ILO’dan yapılan açıklamada, deprem sonra enkaz kaldırma ve bina yıkım sürecinde pek çok risk faktörünün ortaya çıkabileceği, bu risklere uygun önlemler alınması gerektiği vurgulandı. Çalışanlar için koruyucu ekipman kullanımının altı çizilen açıklamada şöyle denildi:

“Asbest, solunum yoluyla alındığında sağlık sorunlarına neden olabilen bir mineral lifidir. Asbest ve diğer tehlikeli maddelerle çalışmak özel eğitim gerektirir. Bu işler uzman kişiler tarafından yapıldığında daha güvenli bir şekilde gerçekleştirilir. Yıkım ve enkaz kaldırma işlemlerinin düzenli olarak denetlenmesi önemlidir. Böylece işler güvenli bir şekilde ilerler ve herhangi bir sorun hemen fark edilerek çözüme kavuşturulur. Asbest içeren malzemelerin doğru bir şekilde atılması ve bertaraf edilmesi elzemdir. İş sağlığı ve güvenliği yalnızca işçilerin güvende kalması için değil, toplum sağlığı ve çevre koruması açısından da önemlidir.”

BİR MASKE BİR HAYAT

ASUD Genel Başkanı Mehmet Ensari de asbest maruziyetine karşı neler yapılması gerektiğini Aydınlık’a anlattı:

“Mümkünse bölgeden ve asbest maruziyetinden uzaklaşmak lazım. Ancak herkesin böyle bir imkanı yok. Mecburen orada kalan depremzedeler, gazeteciler, işçiler, operatörler, kamyon şoförleri, sağlık çalışanları önlem almalı. Kendimizi korumak için maske takacağız. Biz ‘Bir maske bir hayat kurtarır.’ Diyoruz. Bunun da mümkünse toz maskesi olması gerekiyor. Hiçbir şey bulunamazsa tıbbi maske olabilir, o da yoksa kaşkol, atkı ile ağız ve burun kapatılabilir.

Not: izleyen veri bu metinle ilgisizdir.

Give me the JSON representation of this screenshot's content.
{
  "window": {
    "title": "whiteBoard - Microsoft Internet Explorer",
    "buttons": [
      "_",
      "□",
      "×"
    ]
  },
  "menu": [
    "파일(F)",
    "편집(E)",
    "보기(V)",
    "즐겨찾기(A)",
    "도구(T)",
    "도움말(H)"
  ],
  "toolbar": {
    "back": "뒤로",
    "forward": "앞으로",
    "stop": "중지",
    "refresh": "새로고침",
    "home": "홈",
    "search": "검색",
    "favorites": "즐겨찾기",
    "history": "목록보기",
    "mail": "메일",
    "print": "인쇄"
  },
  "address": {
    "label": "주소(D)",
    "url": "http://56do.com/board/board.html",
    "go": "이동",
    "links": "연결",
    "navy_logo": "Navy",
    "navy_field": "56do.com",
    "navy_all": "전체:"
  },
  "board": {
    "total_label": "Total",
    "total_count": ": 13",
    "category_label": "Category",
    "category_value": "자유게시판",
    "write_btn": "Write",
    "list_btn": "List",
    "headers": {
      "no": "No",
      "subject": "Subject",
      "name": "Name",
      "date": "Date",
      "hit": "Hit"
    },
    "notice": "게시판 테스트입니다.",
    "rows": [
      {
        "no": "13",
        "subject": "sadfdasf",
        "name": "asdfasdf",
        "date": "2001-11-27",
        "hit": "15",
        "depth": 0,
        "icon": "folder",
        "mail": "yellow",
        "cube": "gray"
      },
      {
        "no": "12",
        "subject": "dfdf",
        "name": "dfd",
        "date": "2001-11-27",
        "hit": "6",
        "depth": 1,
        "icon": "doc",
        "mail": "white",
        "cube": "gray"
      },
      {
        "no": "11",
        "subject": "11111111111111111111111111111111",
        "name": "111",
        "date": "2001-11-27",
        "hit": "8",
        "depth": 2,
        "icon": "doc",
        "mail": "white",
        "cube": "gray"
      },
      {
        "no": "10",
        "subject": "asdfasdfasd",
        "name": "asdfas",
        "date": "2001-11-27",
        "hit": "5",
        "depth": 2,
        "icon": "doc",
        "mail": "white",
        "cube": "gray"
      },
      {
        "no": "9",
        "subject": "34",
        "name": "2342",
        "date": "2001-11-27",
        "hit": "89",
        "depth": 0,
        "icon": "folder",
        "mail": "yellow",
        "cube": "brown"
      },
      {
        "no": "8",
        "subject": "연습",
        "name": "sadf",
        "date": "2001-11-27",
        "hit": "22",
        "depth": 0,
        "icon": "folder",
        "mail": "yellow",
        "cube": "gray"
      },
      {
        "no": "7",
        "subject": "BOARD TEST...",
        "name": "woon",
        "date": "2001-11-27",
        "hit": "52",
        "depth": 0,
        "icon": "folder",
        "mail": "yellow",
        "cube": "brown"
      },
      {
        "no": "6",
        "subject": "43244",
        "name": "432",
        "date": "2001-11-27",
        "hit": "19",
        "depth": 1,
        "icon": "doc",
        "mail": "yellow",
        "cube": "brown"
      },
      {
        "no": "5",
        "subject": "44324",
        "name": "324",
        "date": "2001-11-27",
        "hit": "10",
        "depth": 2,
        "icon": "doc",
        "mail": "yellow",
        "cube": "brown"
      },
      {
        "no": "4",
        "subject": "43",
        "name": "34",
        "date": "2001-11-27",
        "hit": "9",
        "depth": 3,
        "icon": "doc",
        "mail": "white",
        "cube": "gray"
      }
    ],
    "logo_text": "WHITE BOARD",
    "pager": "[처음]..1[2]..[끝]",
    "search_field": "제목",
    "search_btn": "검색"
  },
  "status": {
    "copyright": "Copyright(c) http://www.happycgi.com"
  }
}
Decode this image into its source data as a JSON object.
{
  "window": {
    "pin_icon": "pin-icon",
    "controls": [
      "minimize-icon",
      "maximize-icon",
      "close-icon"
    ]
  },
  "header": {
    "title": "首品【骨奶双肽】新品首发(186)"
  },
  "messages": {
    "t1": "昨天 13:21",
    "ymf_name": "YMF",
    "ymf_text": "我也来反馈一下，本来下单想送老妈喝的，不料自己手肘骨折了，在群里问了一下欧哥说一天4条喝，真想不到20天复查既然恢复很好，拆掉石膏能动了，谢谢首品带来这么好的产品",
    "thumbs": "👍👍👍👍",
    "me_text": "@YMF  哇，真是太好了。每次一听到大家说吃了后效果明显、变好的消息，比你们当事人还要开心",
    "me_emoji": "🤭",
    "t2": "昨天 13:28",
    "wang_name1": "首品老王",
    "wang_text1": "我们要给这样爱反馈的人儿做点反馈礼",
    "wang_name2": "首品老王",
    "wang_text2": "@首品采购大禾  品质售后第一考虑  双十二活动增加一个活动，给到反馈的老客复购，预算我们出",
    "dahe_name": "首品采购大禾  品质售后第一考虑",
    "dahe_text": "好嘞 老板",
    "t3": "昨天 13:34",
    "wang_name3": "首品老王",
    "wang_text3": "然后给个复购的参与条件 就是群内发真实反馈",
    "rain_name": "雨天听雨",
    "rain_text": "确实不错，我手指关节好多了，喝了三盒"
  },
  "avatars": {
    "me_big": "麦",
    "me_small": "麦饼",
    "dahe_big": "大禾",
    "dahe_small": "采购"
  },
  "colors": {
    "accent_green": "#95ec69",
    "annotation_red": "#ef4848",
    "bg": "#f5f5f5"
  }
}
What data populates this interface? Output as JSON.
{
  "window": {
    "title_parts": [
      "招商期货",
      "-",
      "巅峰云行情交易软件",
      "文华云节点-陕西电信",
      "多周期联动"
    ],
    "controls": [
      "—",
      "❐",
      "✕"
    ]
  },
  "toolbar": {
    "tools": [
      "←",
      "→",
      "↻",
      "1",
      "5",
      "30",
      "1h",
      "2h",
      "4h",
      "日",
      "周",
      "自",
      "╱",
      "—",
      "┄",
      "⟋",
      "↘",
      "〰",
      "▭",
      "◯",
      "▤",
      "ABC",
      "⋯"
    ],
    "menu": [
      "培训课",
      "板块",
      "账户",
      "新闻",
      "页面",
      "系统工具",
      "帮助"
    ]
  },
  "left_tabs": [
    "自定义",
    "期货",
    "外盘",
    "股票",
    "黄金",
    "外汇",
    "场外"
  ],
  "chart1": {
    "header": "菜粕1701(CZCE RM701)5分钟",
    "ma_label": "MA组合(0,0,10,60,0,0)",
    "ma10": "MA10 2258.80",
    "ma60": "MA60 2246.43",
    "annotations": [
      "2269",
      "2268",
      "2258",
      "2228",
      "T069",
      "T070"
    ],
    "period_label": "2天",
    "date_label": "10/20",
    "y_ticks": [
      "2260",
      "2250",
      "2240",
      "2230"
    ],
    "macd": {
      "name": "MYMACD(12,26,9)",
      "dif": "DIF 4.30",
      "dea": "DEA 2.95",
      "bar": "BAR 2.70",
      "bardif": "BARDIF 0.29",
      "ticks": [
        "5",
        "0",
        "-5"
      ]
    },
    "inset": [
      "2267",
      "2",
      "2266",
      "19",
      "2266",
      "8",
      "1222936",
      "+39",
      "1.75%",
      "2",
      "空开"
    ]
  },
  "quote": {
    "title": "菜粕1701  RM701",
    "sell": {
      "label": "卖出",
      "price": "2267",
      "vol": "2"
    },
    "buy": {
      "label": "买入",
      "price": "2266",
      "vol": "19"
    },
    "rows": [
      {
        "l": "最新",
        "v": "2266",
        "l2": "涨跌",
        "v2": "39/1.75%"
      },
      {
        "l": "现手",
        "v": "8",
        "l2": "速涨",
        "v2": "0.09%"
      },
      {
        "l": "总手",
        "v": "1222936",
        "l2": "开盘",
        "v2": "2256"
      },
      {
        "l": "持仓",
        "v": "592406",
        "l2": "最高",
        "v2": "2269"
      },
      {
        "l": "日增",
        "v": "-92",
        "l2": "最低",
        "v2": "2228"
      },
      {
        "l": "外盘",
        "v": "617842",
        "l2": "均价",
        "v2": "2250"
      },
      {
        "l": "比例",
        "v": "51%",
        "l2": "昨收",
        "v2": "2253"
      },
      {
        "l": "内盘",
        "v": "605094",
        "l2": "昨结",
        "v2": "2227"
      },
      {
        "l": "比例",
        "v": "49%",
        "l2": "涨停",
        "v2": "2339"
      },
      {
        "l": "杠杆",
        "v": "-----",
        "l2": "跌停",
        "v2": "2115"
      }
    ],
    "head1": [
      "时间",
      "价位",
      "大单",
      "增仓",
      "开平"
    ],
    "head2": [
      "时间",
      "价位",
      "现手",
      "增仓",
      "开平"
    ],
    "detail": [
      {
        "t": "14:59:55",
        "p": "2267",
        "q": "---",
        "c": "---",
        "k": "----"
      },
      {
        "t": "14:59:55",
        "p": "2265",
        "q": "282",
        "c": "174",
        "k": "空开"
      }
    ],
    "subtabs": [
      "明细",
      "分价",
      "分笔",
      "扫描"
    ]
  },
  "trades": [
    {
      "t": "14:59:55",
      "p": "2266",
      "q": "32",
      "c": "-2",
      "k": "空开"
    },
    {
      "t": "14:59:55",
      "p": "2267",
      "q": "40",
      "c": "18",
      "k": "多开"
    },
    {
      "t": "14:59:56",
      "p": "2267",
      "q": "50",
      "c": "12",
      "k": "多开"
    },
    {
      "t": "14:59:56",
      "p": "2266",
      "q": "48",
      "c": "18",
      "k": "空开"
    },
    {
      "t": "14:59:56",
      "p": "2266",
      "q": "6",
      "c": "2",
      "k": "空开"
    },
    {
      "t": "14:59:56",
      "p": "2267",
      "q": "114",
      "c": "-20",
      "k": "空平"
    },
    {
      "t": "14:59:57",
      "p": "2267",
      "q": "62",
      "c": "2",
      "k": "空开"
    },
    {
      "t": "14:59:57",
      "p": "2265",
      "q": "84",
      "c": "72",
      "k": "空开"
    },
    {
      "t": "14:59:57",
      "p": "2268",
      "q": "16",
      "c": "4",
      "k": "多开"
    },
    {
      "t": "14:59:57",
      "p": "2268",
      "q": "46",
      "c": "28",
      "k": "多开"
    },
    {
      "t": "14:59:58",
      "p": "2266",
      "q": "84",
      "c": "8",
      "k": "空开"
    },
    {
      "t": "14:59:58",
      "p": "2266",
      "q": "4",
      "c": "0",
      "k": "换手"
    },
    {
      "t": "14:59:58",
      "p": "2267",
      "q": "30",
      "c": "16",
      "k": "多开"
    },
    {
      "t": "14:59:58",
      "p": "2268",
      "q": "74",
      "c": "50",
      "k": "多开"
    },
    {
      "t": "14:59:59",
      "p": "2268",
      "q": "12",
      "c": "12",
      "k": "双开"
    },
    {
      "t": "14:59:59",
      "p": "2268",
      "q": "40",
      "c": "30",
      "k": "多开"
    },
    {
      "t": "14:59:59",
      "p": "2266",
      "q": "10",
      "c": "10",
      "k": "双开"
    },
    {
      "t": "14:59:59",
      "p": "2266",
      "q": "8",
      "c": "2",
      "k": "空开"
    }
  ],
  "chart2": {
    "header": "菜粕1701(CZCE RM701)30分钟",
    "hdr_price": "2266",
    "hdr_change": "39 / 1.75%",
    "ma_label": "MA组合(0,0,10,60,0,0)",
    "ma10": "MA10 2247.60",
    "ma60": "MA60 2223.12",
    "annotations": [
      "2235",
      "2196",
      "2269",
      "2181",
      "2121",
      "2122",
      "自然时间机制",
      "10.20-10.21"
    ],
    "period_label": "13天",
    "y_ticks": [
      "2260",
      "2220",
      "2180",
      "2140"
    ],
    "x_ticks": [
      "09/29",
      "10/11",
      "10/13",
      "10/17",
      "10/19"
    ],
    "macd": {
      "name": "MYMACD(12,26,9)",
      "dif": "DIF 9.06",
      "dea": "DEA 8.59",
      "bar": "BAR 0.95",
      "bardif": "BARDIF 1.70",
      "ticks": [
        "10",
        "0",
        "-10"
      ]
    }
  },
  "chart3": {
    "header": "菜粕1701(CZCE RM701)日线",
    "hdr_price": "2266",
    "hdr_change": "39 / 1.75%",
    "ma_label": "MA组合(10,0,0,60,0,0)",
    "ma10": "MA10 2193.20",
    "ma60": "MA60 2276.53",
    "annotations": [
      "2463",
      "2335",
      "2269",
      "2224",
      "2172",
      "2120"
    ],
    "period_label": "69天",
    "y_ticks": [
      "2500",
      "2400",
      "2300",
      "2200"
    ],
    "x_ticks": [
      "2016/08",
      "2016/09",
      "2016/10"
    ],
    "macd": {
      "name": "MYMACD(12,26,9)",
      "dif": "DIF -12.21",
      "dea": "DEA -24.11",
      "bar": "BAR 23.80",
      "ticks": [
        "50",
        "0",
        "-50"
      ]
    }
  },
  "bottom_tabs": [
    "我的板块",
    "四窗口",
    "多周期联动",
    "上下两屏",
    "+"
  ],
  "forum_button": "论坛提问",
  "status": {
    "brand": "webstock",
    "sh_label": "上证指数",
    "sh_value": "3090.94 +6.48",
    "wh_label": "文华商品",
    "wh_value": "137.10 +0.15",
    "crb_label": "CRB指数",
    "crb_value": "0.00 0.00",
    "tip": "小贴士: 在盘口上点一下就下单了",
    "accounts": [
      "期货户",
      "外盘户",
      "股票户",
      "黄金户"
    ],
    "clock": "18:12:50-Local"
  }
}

ENKAZDAN ÇIKAN TOZ DEĞİL ZEHİR

“Ayrıca bundan sonra yapılması gerekenler arasında bölgedeki vatandaşlarımıza düzenli sağlık gözetimleri yapılmalı. Asbest maruziyetinin neden olduğu hastalıklar belki de 20 yıl sonra ortaya çıkabiliyor. Bu süreçte maruz kalanlar takip edilmeli. Enkazların içinde yalnızca asbest yok, kurşun var, ağır metaller, cıva, küf mantarları ve birçok zehirli madde var. Bunların hepsi etrafa yayılan tozun içinde, o tozlar masum değil. Burada devletin vatandaşlarına, çalışanlarına maske temininde bulunması çok önemli. En önemlisi bol sulama yapılmalı. Bu enkazlar kamyonlara yüklenirken ıslak olması lazım ki döküm sahasına gidene kadar savura savura gitmesinler. Çünkü aslında enkazdan çıkan toz değil, zehir.

ASUD Genel Başkanı Mehmet Şeyhmus Ensari

YIKIMLARI İZLEMEYİN

2011’den önce yapılan binalarda asbestten şüphelenebileceğini kaydeden Ensari, şu anda da yapıların içinde asbest olabileceğini vurguladı. Türkiye de asbest yasak olsa da ithal edilen ürünlerin içinde asbest bulunduğunu söyledi. Bu depremle beraber asbestin hayatımıza karıştığını ifade eden Ensari, şöyle devam etti:

“Devletin yapması gereken hemen maske temin etmek. Yıkım bölgelerinde fazla nüfusun olmasını engellemek gerekiyor. Ama bizim insanımız yıkımı izlemeye gidiyor. Vatandaşlarımızı bu noktada kesinlikle uyarmamız gerekiyor. Hiçbir yıkım izlenmemeli. Yıkım izleyen kendini asbest kurbanı olarak görmeli. Bol sulama, ıslatma, ıslak olarak taşıma önemli. Bir kere bu molozlar için ayrı sahalar yapılması lazım. Çünkü bu molozlar artık tehlikeli. Bunları gidip de belediyenin hafriyat döküm sahasına dökmek çok büyük sorunlar çıkarır. Bunları şehir merkezinden, su havuzlarından, baraj ve göllerimizden uzakta tutmalıyız ve mümkünse tepeleme, dağ gibi değil. Çünkü Kahramanmaraş'tan götürdüğünüz asbest rüzgarla Kahramanmaraş’a geri gelir. Depremden kurtulup asbeste yakalanmayalım.”